The obits have been coming in, albeit a little slowly, for Edward “Teddy” Goldsmith, founder of the fearless and influential British journal The Ecologist, co-founding member of Britain’s Green and Ecology parties, and publisher of the instrumental 1972 manifesto A Blueprint for Survival. Goldsmith, who died in his sleep on August 21, was a controversial figure, as well known in some circles for his conservative, some might say paleo-conservative, social views as for his ecological activism. Despite its faults and cringe moments, his 1992 book The Way: An Ecological Worldview synthesized a certain subset of environmental theories — ecological holism (Gaia, systems theory, etc.), anti-modernism, pro-indigenous and “vernacular culture” traditionalism (premised on a somewhat timeworn cultural ecology and an incipient ecopsychology), and anarcho-decentralism — as lucidly and ambitiously as anyone had done at the time (save perhaps Murray Bookchin).

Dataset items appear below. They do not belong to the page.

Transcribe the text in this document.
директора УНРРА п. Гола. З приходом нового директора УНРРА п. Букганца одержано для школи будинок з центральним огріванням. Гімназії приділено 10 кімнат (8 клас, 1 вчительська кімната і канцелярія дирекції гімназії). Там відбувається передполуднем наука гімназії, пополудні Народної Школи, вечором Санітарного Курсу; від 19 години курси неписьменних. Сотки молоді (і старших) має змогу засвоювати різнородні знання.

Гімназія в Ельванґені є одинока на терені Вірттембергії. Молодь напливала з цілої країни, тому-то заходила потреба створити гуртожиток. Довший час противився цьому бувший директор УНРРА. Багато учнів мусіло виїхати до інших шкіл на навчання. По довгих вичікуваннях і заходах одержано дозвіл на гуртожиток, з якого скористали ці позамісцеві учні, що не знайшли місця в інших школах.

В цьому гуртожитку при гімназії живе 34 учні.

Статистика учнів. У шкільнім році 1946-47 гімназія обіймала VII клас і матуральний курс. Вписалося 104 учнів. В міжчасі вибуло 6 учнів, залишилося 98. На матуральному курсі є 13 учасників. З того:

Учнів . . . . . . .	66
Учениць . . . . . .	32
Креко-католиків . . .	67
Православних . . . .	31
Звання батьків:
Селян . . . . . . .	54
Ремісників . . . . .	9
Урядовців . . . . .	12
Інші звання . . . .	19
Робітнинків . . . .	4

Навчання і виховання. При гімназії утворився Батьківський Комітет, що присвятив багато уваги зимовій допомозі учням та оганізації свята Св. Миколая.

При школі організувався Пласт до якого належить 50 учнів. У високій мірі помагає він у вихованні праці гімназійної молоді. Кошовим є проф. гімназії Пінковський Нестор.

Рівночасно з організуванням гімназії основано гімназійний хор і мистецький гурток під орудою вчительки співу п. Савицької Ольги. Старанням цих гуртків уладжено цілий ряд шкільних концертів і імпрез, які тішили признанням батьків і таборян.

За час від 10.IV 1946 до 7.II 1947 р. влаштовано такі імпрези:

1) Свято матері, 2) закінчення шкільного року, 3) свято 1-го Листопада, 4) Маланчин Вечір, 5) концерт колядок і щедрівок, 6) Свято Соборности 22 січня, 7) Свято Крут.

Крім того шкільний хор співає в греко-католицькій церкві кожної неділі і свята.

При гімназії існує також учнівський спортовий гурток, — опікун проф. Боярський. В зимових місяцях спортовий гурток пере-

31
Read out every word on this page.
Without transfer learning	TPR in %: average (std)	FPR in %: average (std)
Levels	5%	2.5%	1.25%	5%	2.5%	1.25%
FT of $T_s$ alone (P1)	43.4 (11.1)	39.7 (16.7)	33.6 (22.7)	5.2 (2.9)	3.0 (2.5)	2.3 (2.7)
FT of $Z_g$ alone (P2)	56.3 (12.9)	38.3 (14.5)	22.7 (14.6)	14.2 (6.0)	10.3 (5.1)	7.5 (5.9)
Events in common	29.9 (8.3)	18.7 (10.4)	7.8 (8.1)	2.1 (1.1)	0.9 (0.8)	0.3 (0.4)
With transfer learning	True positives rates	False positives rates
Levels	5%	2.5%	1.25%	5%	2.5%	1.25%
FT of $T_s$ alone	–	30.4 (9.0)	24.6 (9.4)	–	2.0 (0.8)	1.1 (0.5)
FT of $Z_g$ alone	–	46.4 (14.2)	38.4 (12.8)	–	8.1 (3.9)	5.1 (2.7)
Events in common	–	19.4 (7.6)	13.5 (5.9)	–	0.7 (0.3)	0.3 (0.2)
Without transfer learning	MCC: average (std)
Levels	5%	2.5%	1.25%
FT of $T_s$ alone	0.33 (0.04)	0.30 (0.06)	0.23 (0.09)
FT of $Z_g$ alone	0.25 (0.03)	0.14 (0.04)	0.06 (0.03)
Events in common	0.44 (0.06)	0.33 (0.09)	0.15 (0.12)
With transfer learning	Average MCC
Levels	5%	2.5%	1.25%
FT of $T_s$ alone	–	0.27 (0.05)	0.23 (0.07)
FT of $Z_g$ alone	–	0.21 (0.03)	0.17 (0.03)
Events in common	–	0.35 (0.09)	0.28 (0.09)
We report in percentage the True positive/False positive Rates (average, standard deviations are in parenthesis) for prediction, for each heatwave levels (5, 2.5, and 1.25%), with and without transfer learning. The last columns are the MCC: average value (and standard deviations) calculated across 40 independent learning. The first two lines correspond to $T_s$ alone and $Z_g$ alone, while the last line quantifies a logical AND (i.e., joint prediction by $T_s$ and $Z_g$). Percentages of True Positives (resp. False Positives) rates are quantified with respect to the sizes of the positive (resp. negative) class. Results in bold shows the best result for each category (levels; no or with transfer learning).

The fiery dust-up at The Ecologist over Goldsmith’s cavorting with figures in the European New Right in the mid-1990s left that magazine a little tattered (and a few editors short), though it’s recovered well since then. As a side effect of the split, former co-editors Nicholas Hildyard, Larry Lohmann, and others founded Corner House, which has been producing some of the most incisive left-green assessments of the state of the world since then. Hildyard et al’s earlier document Whose Common Future? Reclaiming the Commons remains a socio-ecological classic.


Derek Wall at Another Green World has called Goldsmith “Hegel to the Greens, like Hegel was to Marxism…vital but conservative.” There was something larger-than-life about “Teddy,” just as there was about many of the prominent first-generation male eco-radicals — gruff, bearded, ideologically-clear, no-fussing-around activist-intellectuals like Paul Shepard, Gary Snyder, Greenpeacenik David McTaggart, Sea Shepherd-er Paul Watson, and author and filmmaker John Livingston (co-founder of the Canadian television show The Nature of Things), among others. And there’s something of the Oedipal son in those who criticized them, even if the critiques were warranted. (I speak as one who had occasional differences with Livingston, who was my Master’s advisor and mentor while he taught environmental thought at York in the 1980s, but also as someone who can’t conceive of getting to where I did without his incendiary style of thinking). But there was something necessary in their positions, the way the first generation to realize some important injustice is occurring always becomes adamant and uncompromising in its stance.

Obituaries include these from the Telegraph and The Ecologist. See also Goldsmith’s response to his detractors, and French New Right philosopher Alain de Benoist’s tribute. (Pagan anti-democrat de Benoist is a whole ‘nother topic — something the quirky post-Left journal Telos has gotten into several times, and that Roger Griffin incisively critiques here.) If, as I believe, all politics in fifty years will be ecopolitics, then I’d rather have Goldsmith representing the far right of that spectrum than others who’ve taken up that banner since.